Santo – Attendez, lança-t-il d'un ton le plus respectueux possible. Nous avons besoin que vous fassiez libérer le capitaine Alyas.

Roi – Pourquoi donc, vous espérez l'apprivoiser ? C'est inutile, les hybrides n'obéissent qu'à eux-mêmes. Et plus encore les Sholiens.

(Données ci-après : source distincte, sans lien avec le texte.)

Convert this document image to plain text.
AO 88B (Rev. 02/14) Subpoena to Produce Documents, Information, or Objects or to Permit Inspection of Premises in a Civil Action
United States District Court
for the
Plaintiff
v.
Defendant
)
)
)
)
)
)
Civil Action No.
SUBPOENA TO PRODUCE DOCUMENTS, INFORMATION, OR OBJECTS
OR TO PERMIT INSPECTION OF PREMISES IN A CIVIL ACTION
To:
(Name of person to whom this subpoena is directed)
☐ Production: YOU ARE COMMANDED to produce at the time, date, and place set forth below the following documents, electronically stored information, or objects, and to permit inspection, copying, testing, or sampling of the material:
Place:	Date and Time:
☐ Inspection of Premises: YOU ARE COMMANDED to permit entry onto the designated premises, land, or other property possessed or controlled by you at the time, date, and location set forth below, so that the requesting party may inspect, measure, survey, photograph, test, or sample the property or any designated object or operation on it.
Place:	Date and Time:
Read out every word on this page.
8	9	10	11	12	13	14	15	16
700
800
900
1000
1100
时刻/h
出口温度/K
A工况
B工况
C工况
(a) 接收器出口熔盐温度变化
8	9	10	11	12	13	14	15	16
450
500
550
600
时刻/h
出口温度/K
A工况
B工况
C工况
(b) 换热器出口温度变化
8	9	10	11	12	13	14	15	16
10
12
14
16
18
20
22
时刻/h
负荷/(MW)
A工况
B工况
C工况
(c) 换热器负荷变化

L'image de la petite Kira s'imposa bien malgré lui dans ses pensées et il n'était pas le seul. Légèrement troublé, il secoua la tête et répondit qu'ils avaient besoin de son aide pour quitter ce pays et qu'en plus de cela, le capitaine n'avait rien fait justifiant un emprisonnement. Il ajouta que si leur but était vraiment de faire comprendre à tous les peuples le danger de l'alliance noire, il serait peut-être temps de débuter par là. Un argument qui tomba à l'eau car le seigneur Elfe se contenta d'hausser les sourcils, l'air glacial.

Roi – Certains croient encore aux alliances... Pour ma part, le sort des autres royaumes m'indiffère.

Il sortit sur cette parole, les autres Elfes et la jeune rouquine à sa suite. Cette dernière très raide et pâle, passant sans regarder qui que ce soit. Santo soupira, portant une main à son front et le frottant un peu, l'autre main sur les hanches. Ce n'était pas vrai ! Et maintenant ? Il regarda chacun de ses compagnons à tour de rôle puis se tourna de nouveau vers le Seigneur Bassilac, du moins,s i c'était bel et bien son véritable nom. Pourquoi avait-il encore foi en l'union entre les peuples alors que ses semblables n'y croyaient plus ? Bien trop de question à fuser, aucune réponse, ou si peu... C'était à devenir fou !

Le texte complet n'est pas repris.